Sydney Ure Smith - artist, publisher and tireless promoter of Australian art - was a key figure in the etching revival in Sydney, not only as a practitioner of etching but also through his publications on the subject, including his magazine 'Art in Australia'.
He made his first etching at the age of nineteen and was assisted in his efforts by fellow artists Eirene Mort and his good friend Lionel Lindsay. He bought Livingston Hopkins’ etching press to edition his work, eventually producing over 100 prints. Ure Smith was an active member of the Australian Painter-Etchers’ Society, exhibiting fifty-one etchings in their inaugural exhibition of 1921, and publishing a special edition of 'Art in Australia' to accompany the show. In 1925 he edited and published another special ‘Etching edition’ of the magazine, with an ambitious attempt to record a complete list of etchings published in Australia, with their date of issue and number of impressions.
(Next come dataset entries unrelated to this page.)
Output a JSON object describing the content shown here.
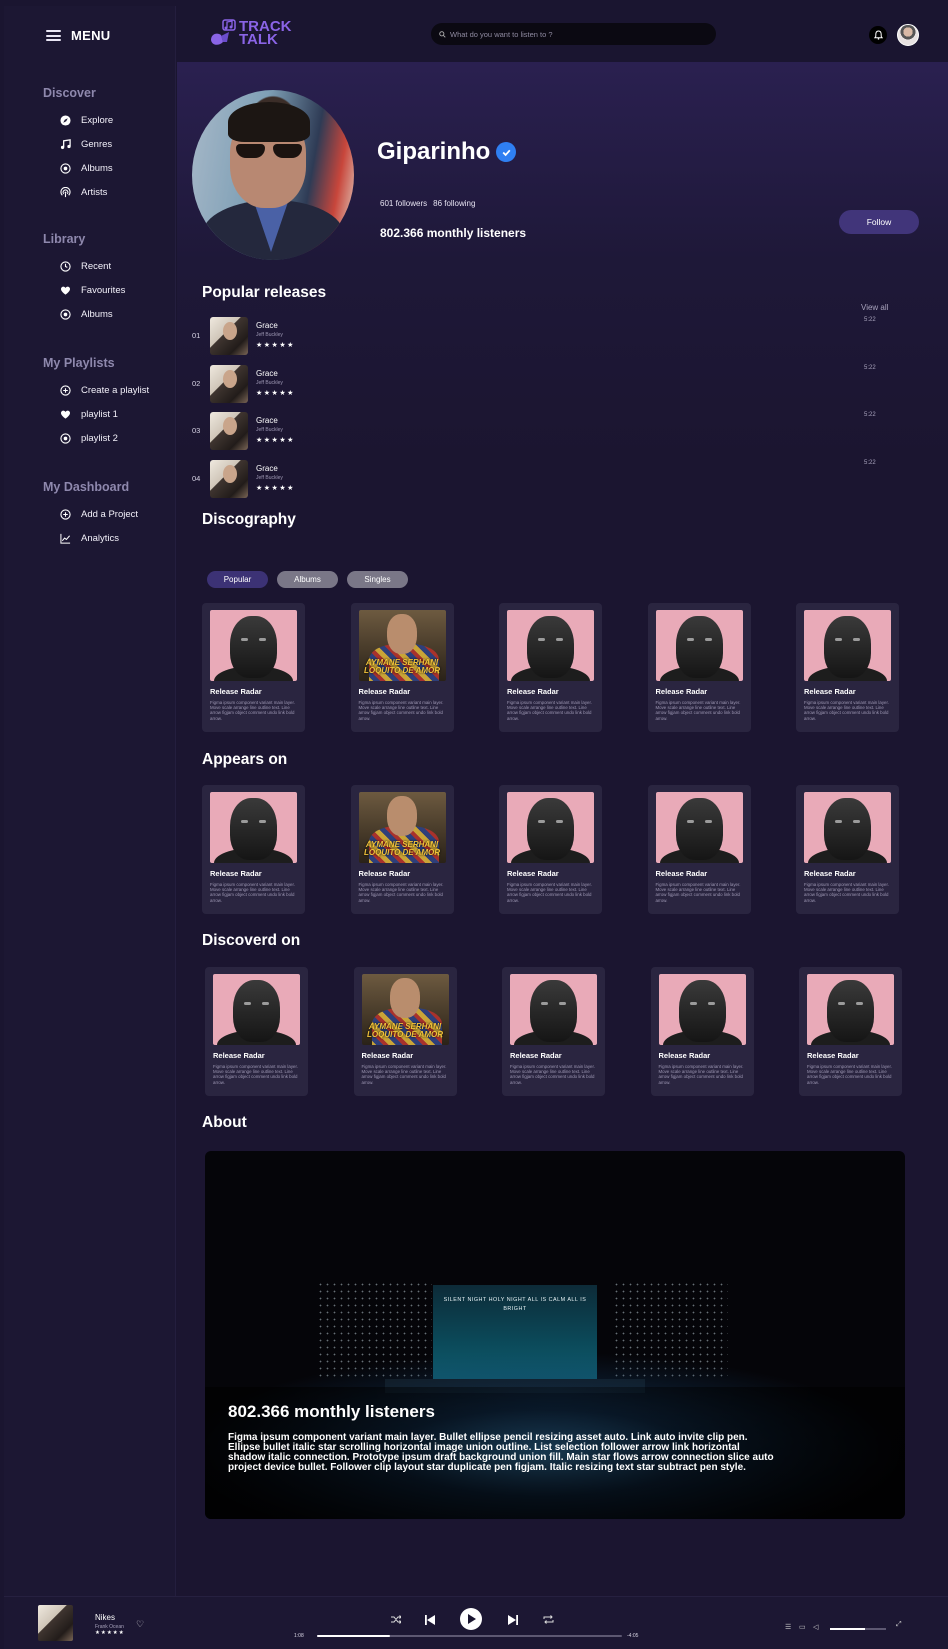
{
  "sidebar": {
    "menu_label": "MENU",
    "sections": [
      {
        "title": "Discover",
        "items": [
          {
            "label": "Explore",
            "icon": "compass-icon"
          },
          {
            "label": "Genres",
            "icon": "music-note-icon"
          },
          {
            "label": "Albums",
            "icon": "disc-icon"
          },
          {
            "label": "Artists",
            "icon": "podcast-icon"
          }
        ]
      },
      {
        "title": "Library",
        "items": [
          {
            "label": "Recent",
            "icon": "clock-icon"
          },
          {
            "label": "Favourites",
            "icon": "heart-icon"
          },
          {
            "label": "Albums",
            "icon": "disc-icon"
          }
        ]
      },
      {
        "title": "My Playlists",
        "items": [
          {
            "label": "Create a playlist",
            "icon": "plus-circle-icon"
          },
          {
            "label": "playlist 1",
            "icon": "heart-icon"
          },
          {
            "label": "playlist 2",
            "icon": "disc-icon"
          }
        ]
      },
      {
        "title": "My Dashboard",
        "items": [
          {
            "label": "Add a Project",
            "icon": "plus-circle-icon"
          },
          {
            "label": "Analytics",
            "icon": "chart-line-icon"
          }
        ]
      }
    ]
  },
  "header": {
    "logo_line1": "TRACK",
    "logo_line2": "TALK",
    "search_placeholder": "What do you want to listen to ?"
  },
  "profile": {
    "name": "Giparinho",
    "followers": "601 followers",
    "following": "86 following",
    "monthly_listeners": "802.366 monthly listeners",
    "follow_label": "Follow"
  },
  "popular": {
    "title": "Popular releases",
    "view_all": "View all",
    "tracks": [
      {
        "num": "01",
        "title": "Grace",
        "artist": "Jeff Buckley",
        "stars": "★★★★★",
        "duration": "5:22"
      },
      {
        "num": "02",
        "title": "Grace",
        "artist": "Jeff Buckley",
        "stars": "★★★★★",
        "duration": "5:22"
      },
      {
        "num": "03",
        "title": "Grace",
        "artist": "Jeff Buckley",
        "stars": "★★★★★",
        "duration": "5:22"
      },
      {
        "num": "04",
        "title": "Grace",
        "artist": "Jeff Buckley",
        "stars": "★★★★★",
        "duration": "5:22"
      }
    ]
  },
  "discography": {
    "title": "Discography",
    "filters": [
      "Popular",
      "Albums",
      "Singles"
    ],
    "cards": [
      {
        "title": "Release Radar",
        "desc": "Figma ipsum component variant main layer. Move scale arrange line outline text. Line arrow figjam object comment undo link bold arrow."
      },
      {
        "title": "Release Radar",
        "desc": "Figma ipsum component variant main layer. Move scale arrange line outline text. Line arrow figjam object comment undo link bold arrow."
      },
      {
        "title": "Release Radar",
        "desc": "Figma ipsum component variant main layer. Move scale arrange line outline text. Line arrow figjam object comment undo link bold arrow."
      },
      {
        "title": "Release Radar",
        "desc": "Figma ipsum component variant main layer. Move scale arrange line outline text. Line arrow figjam object comment undo link bold arrow."
      },
      {
        "title": "Release Radar",
        "desc": "Figma ipsum component variant main layer. Move scale arrange line outline text. Line arrow figjam object comment undo link bold arrow."
      }
    ]
  },
  "appears_on": {
    "title": "Appears on",
    "cards": [
      {
        "title": "Release Radar",
        "desc": "Figma ipsum component variant main layer. Move scale arrange line outline text. Line arrow figjam object comment undo link bold arrow."
      },
      {
        "title": "Release Radar",
        "desc": "Figma ipsum component variant main layer. Move scale arrange line outline text. Line arrow figjam object comment undo link bold arrow."
      },
      {
        "title": "Release Radar",
        "desc": "Figma ipsum component variant main layer. Move scale arrange line outline text. Line arrow figjam object comment undo link bold arrow."
      },
      {
        "title": "Release Radar",
        "desc": "Figma ipsum component variant main layer. Move scale arrange line outline text. Line arrow figjam object comment undo link bold arrow."
      },
      {
        "title": "Release Radar",
        "desc": "Figma ipsum component variant main layer. Move scale arrange line outline text. Line arrow figjam object comment undo link bold arrow."
      }
    ]
  },
  "discovered_on": {
    "title": "Discoverd on",
    "cards": [
      {
        "title": "Release Radar",
        "desc": "Figma ipsum component variant main layer. Move scale arrange line outline text. Line arrow figjam object comment undo link bold arrow."
      },
      {
        "title": "Release Radar",
        "desc": "Figma ipsum component variant main layer. Move scale arrange line outline text. Line arrow figjam object comment undo link bold arrow."
      },
      {
        "title": "Release Radar",
        "desc": "Figma ipsum component variant main layer. Move scale arrange line outline text. Line arrow figjam object comment undo link bold arrow."
      },
      {
        "title": "Release Radar",
        "desc": "Figma ipsum component variant main layer. Move scale arrange line outline text. Line arrow figjam object comment undo link bold arrow."
      },
      {
        "title": "Release Radar",
        "desc": "Figma ipsum component variant main layer. Move scale arrange line outline text. Line arrow figjam object comment undo link bold arrow."
      }
    ]
  },
  "alt_cover_text": "AYMANE SERHANI LOQUITO DE AMOR",
  "about": {
    "title": "About",
    "screen_text": "SILENT NIGHT HOLY NIGHT ALL IS CALM ALL IS BRIGHT",
    "listeners": "802.366 monthly listeners",
    "desc": "Figma ipsum component variant main layer. Bullet ellipse pencil resizing asset auto. Link auto invite clip pen. Ellipse bullet italic star scrolling horizontal image union outline. List selection follower arrow link horizontal shadow italic connection. Prototype ipsum draft background union fill. Main star flows arrow connection slice auto project device bullet. Follower clip layout star duplicate pen figjam. Italic resizing text star subtract pen style."
  },
  "player": {
    "title": "Nikes",
    "artist": "Frank Ocean",
    "stars": "★★★★★",
    "elapsed": "1:08",
    "remaining": "-4:05",
    "progress_percent": 24,
    "volume_percent": 62
  },
  "colors": {
    "accent": "#8a64e6",
    "verified": "#2f7ff2",
    "background": "#1a1530",
    "card": "#2a2540"
  }
}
Sydney Ure Smith had a keen interest in architecture, particularly ‘old Sydney’ - areas like the Rocks, Windsor, and central Sydney that still featured the colonial buildings and haphazard streets of the nineteenth century. Many of these areas were under threat of demolition as the growing city developed, and Ure Smith, with others including Julian Ashton and Lionel Lindsay, recorded the older quarters of the city and their colourful street life, in part for nostalgia but also to advocate for their preservation.